MCP tool description drift: how to detect and prevent it

MCP tool description drift quietly poisons agent behavior. Two patterns catch it before the model picks the wrong tool or fills the wrong parameter.

Written by

Mack Chi

MCP tool description drift: how to detect and prevent it

MCP tool description drift happens when a tool's natural-language description falls out of sync with its actual schema, handler, or backend contract. The model reads the stale description, trusts it, and produces calls that fail validation — or worse, succeed with the wrong shape. The fix is to make the description and the implementation share a machine-checkable contract.

A typical example: an agent keeps calling create_ticket with a priority of "normal" — a value the backend stopped accepting two sprints ago. The schema was updated. The handler was updated. The Jira-side enum was updated. The tool description was not, and still cheerfully lists low | normal | high. Every call returns 400. That is MCP tool description drift in production: not a crash, not an exception, not a security incident — the agent quietly being wrong in a way that looks like the agent's fault. The implementation moved. The prompt didn't.

The tool description is the prompt

The tool description is the prompt the model sees. The moment it is out of sync with the code, the model is lying to itself.

The case for treating descriptions as prompts is made in Your tool description IS a prompt. This note is the operational follow-up: once descriptions are accepted as prompts, MCP tool description drift has to be controlled the same way any other prompt is kept honest — with a source of truth and a check that fails loudly when they diverge.

Two patterns address this. Pick one and ship it this week.

Pattern 1: Generate the description from the schema

The cleanest fix for MCP tool description drift is to stop hand-writing the parts that drift. Anything mechanical — parameter names, allowed enum values, required vs. optional, return shape — should be assembled from the same Pydantic / Zod / TypeBox model the handler uses. The hand-written piece shrinks to the bits a generator cannot know: the trigger ("use when the user references a person or company") and the negative case ("do NOT use for bulk exports").

def tool_description(handler):
    schema = handler.input_model.model_json_schema()
    enums = {k: v["enum"] for k, v in schema["properties"].items() if "enum" in v}
    return f"{handler.intent}\n\nAllowed values:\n" + "\n".join(
        f"- {k}: {v}" for k, v in enums.items()
    )

When the backend drops "normal" from the priority enum, the model's prompt updates on the same deploy. No human in the loop. No stale doc.
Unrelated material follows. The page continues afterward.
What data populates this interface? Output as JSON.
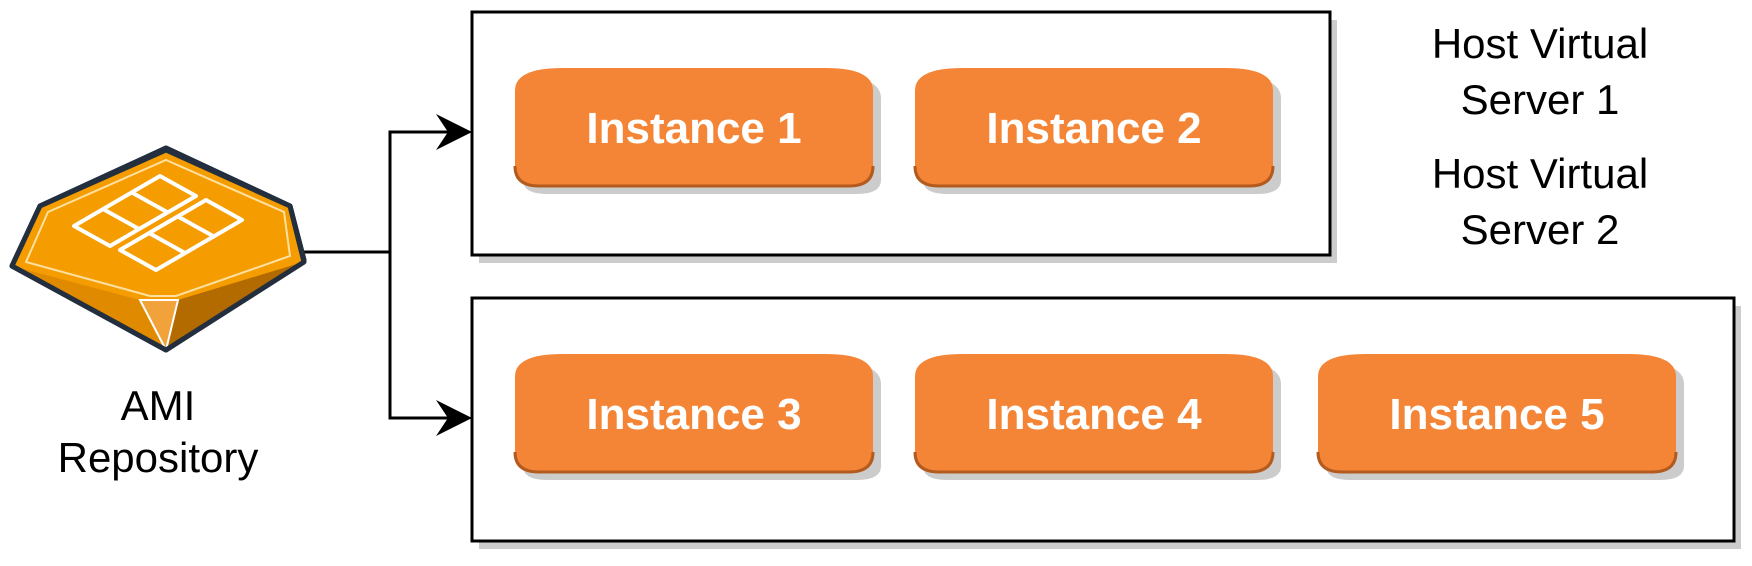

Pattern 2: A CI check that diffs description against signature

If generation is not an option — sometimes the description is genuinely prose and that is by design — drift must at least be caught before merge. The check is small: parse the description for parameter names and enum values, parse the schema for the same, fail the build if they disagree.

def assert_description_matches_schema(tool):
    described = set(re.findall(r"`(\w+)`", tool.description))
    declared = set(tool.input_schema["properties"].keys())
    missing = declared - described
    extra = described - declared
    assert not missing and not extra, f"drift: missing={missing} extra={extra}"

Run it in the same job that runs unit tests. The first time it fires, expect to find at least one tool whose description references a parameter that no longer exists. That is the tool that was costing tool-selection accuracy nobody knew they were losing.

The point of both patterns is the same: the description and the implementation share a contract, and the contract is machine-checkable. Anything less and MCP tool description drift is a matter of when, not if.

Boring? Yes. The alternative is hearing from a confused customer that the agent has been hallucinating "normal" priorities for a month.